Looking at other MFA options

Although I haven’t officially received notification of rejection, I know its coming.  Therefore, I’m locked on to applying to low residency schools and a few city schools.  I didn’t want the city experience for graduate school but, this time around, I would be open to applying to New School University and Brooklyn College.  These are the only schools that I would be content and satisfied with attending in the city.

When I first made the decision to apply for an MFA program, I looked at schools in New York mostly – Columbia University, NYU, New School University, Brooklyn College, Adelphi, and even Sarah Lawrence.  But I only visited four New York City  schools due to convenience.  Those were Columbia, New School, NYU, and Brooklyn College.

Brooklyn College was my first stop.  The campus was gorgeous, the commute from my neighborhood was a cool 50 minutes, and the autumn weather made the visit even more pleasant.  I visited during a visitor’s weekend so the campus was bustling with young high school students eager to learn about Brooklyn College.  Being one of the few graduate students visiting the school, I wanted to learn more about the program than the campus.  I did take a tour with prospective undergraduate students which was cute because I thought about myself as an undergrad and how excited I was when I first started college.  The most salient feature, for me, was the library.  The different places to nap, write, and study in the facility entranced me and I fell in love with this place.  I knew if I applied and accepted, I would live at the library.  But I digress.

When I finally visited the department, there was only person there; she was very friendly in discussing the program to me and another prospective student.  The MFA writing program is part of the English department which makes me wonder how much concentration on craft there will be versus emphasis on English literature.  I also feel that I’m more versed about the traits I’m looking for in a program than two years ago. 

At the time, I wasn’t interested in applying to this program because the education provides the opportunity for those interested in teaching to obtain a position either in the school or elsewhere.  Now that my priorities have changed, I may be applying for next fall.  All in all, a great program and campus so this school is on my radar.

My second stop was New School University.  I absolutely fell in love with the faculty and the community they discussed during the information session.  Additionally, I appreciated the insight that the currently matriculated students and alumni provided for prospective students like myself.  What was it about the program that I liked?  Every faculty member was genuine about the kind of support they provided their students and the alumni also spoke highly of everyone.  The location is also very convenient as well.  After I left the session, I was completely enrolled in the possibility of attending the school.

My third stop was NYU.  Being an alumni of the undergraduate program, I didn’t graduate with high opinions of the school.  Perhaps it was a mistake to attend a school in a city I’m familiar with because I’m a native but I felt like a complete outsider the whole time.  I’m aware this factor had to do with the fact that I was a commuter all four years so I can’t necessarily fault the school for my experience.  But because of that, I walked in completely skeptical but still open to learning about the program.  The director spent a big portion of the information session plugging all the visiting faculty that’s well-known which is nice but not beneficial if I don’t a) know who the frak they are and b) know if they will be a good instructor or not.  I did like the prospects of studying abroad with the program but my heart wasn’t interested in attending NYU for grad school. 

My last stop was Columbia University.  The information session also had me excited about applying to the school.  I think the most interesting part of the session was the opportunity to talk about the program without the director present.  He spoke and answered questions or concerns prospective students had, which was effective, at the beginning of the session but the insider’s view from the current students put everything in focus.  There were students from different sections of the globe, two from each concentration in the writing program, to discuss their experience at the university.  They talked about the lack of financial aid.  One woman said, “If you are attending Columbia University, expect to be in debt.

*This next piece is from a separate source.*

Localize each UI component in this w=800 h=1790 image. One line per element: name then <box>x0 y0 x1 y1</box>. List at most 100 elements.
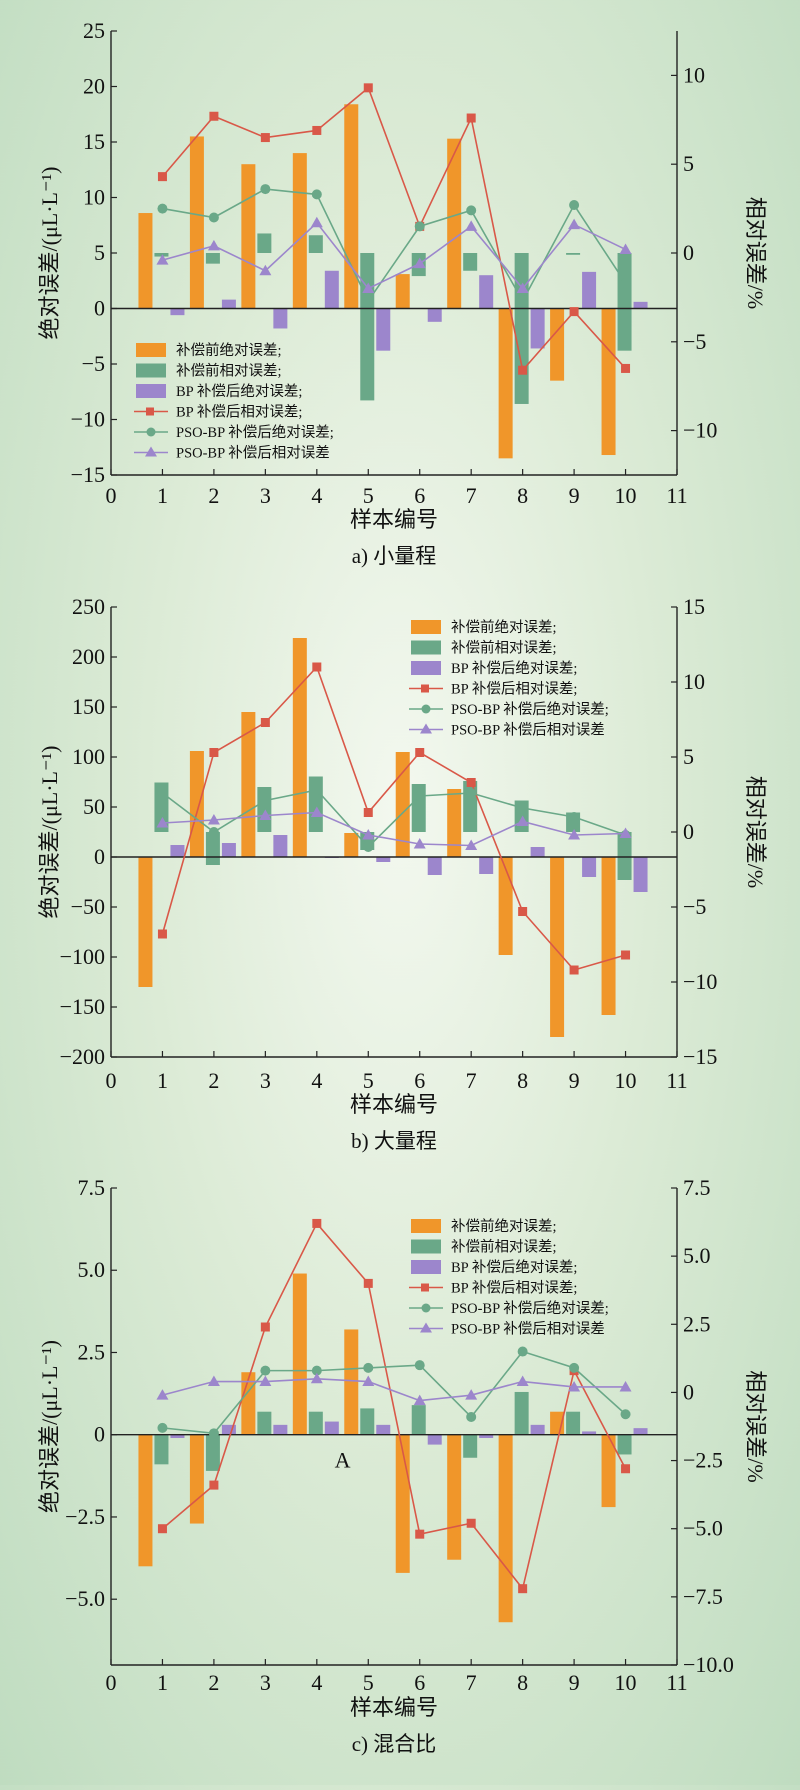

That’s the bottom line.”  Which is why all of the students were competing to obtain a teaching assistantship because there is tuition remission, if I’m correct or there is more financial aid.  I wasn’t thinking about financial aid, only thinking about how I’d mix in with the folks at the school.  I didn’t apply because I wasn’t interested in staying in NYC but maybe next fall?  I’m not really sure if this school is on my radar.  It’s super competitive and the thought of more crazy debt makes my stomach clench into a ball.  Not sure if I’m going to apply there but I won’t rule this out yet.

I wasn’t interested in applying to out of city schools like on Long Island or further than Manhattan at the time because I thought of my commute. 

As for low residency programs, I’m slowly researching by using the database on the Poets & Writers website.  I need to take a few hours and narrow my decision to what program would work for me.  Once I’m there, I’ll be more focused.  Especially after I receive my last two notifications. 

I’m on the right path; positivity is key.  Many prospects afoot.  I’m excited!